Current activities

OBIS Steering Group

Approximately every year, OBIS hosts a meeting of the IODE Steering Group for OBIS (SG-OBIS) comprising Node managers and OBIS staff.

Meetings notes are on the OBIS web site from the none meetings so far. The next meeting SG-OBIS-10 will be online early December 2021 in Belgium.

OBIS-ENV-DATA project

To extend and enrich the types of data that can be published to OBIS, the OBIS Data Content Enhancement Task Team (DataTT) devised a revision and extension to Darwin Core to handle events (e.g. trawls) and associated abiotic data (See Resources for the publication). There are current efforts to publish data using this new format. For example, the Australian node has published seabird observation datasets that incorporate sea and air measurements and bird behaviour observations. An instance of this is the RV Investigator Voyage IN2016_T02 Seabird Observations, Australia (2017) on the OBISAU IPT and online at OBIS.

There was an OBIS workshop in April 2018 on handling animal tracking data using this new standard. This will be applied to existing tracking data in the near future.

Integrating biological data into AODN

The Australian Ocean Data Network (AODN) is the main portal of aggregated oceanographic data within Australia. It has been built using the architecture of the Integrated Marine Observing System (IMOS) facility and is dominated by physical datasets with a few key biological datasets that are projects funded by IMOS. What is missing is the integration of non-IMOS biological data can be integrated from ALA, GBIF and/or OBIS.

There are two major issues to solve

OBISAU has built a Geoserver mapping layer called dwc:marine_species. It is a potential method to get species data into the AODN portal. Subsetting the data can be achieved using a CQL filter and for the IN2016_T02 Seabird Observations, the CQL syntax is &CQL_FILTER=dwc:RESOURCE_LINK=%27http://ogc-act.csiro.au/ipt/resource?r=in2016_t02_wov%27

To potentially solve this conundrum, AODN sponsored a project in 2018 where one component of the project was to address how marine biological data could flow seamlessly between OBISAU, OBIS, AODN, ALA and GBIF. The final report Biological Data Work Flows describes the services to identify potential data to exchange between ALA and OBISAU, how to handle data if it is lodged at any particular node (with the aim not to replicate it) and some best practices. The following diagram, described in the report, highlights the relative complexity of the data network in Australia. The blue line indicates the optimal data flow given the constraints outlined in the report.
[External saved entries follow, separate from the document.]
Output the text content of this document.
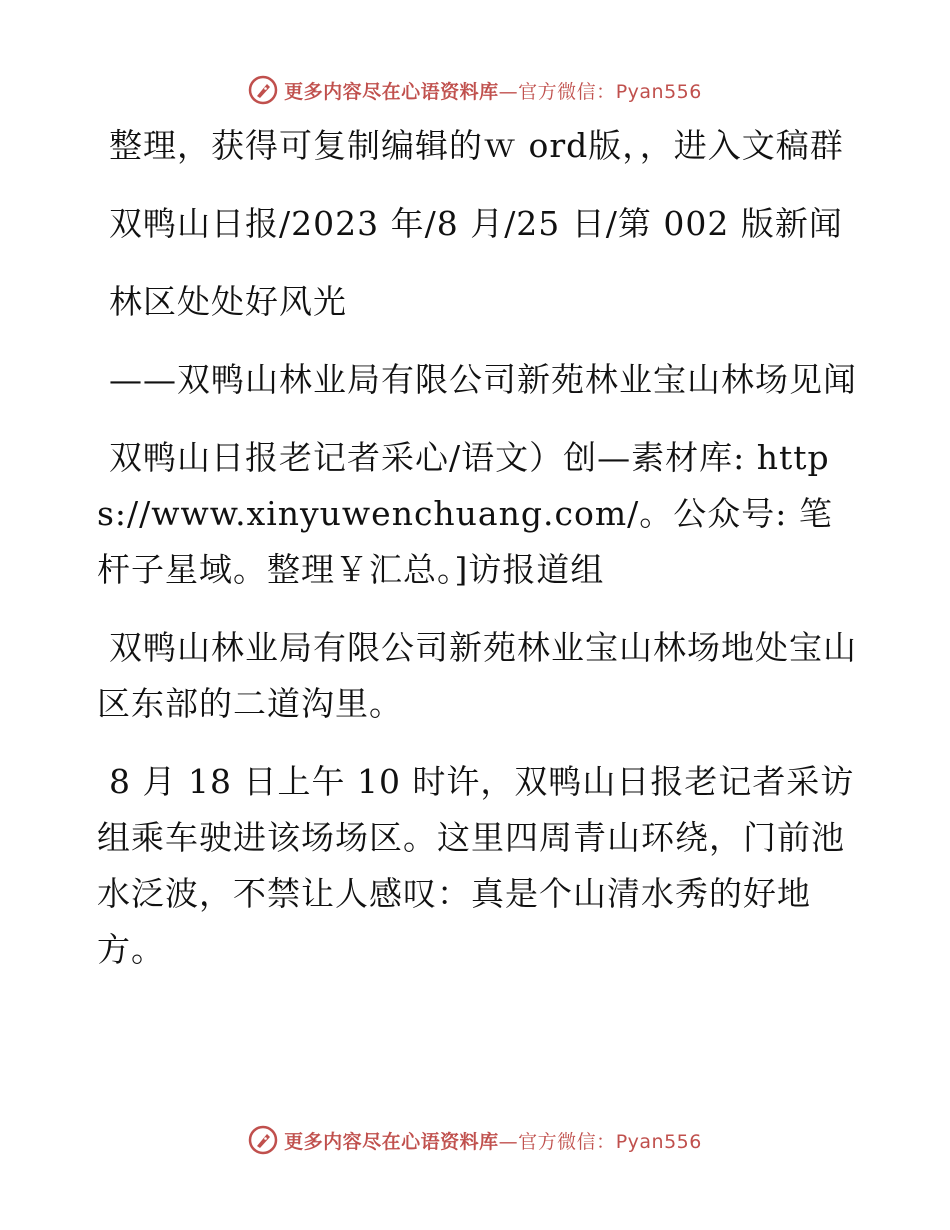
更多内容尽在心语资料库—官方微信：Pyan556

整理，获得可复制编辑的ｗ ord版，，进入文稿群

双鸭山日报/2023 年/8 月/25 日/第 002 版新闻

林区处处好风光

——双鸭山林业局有限公司新苑林业宝山林场见闻

双鸭山日报老记者采心/语文）创—素材库: https://www.xinyuwenchuang.com/。公众号: 笔杆子星域。整理￥汇总。]访报道组

双鸭山林业局有限公司新苑林业宝山林场地处宝山区东部的二道沟里。

8 月 18 日上午 10 时许，双鸭山日报老记者采访组乘车驶进该场场区。这里四周青山环绕，门前池水泛波，不禁让人感叹：真是个山清水秀的好地方。

更多内容尽在心语资料库—官方微信：Pyan556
TDWG Data Quality Interest Group

Many tests that check the quality of biological data are informal, ad hoc and under-applied and therefore can miss errors The TDWG Data Quality Interest Group has constructed a suite of tests and assertions that can be applied to a single record or a set of records. Examples are invalid or incomplete dates, geospatial outliers or bad coordinates, suspect depths or elevations, unknown or missing taxa values There was presentations on this topic at the TDWG 2018 conference.

OBIS 2.0

The old OBIS data portal was built from data being harvested from its endorsed nodes about four times a year. The problem with this approach it would take 3-4 months before a new dataset appears at OBIS. GBIF on the other hand has been harvesting data immediately once a dataset has been registered with them and within 24 hours it will appear on their data portal.

The OBIS 2.0 project has had the goal to be responsive to new data and to improve the real-time validation and testing of that data. In late 2018, the new OBIS portal was released along with a domain name change to OBIS.ORG. Other changes is that OBIS no longer harvests data from DiGIR nodes. Some of the older diGIR data has been archived at OBIS waiting on OBIS nodes to take ownership. The next steps will involve improvements in mapper, dealing with 'absent' data records, handling EMoF data structures, use of vocabularies and better searching.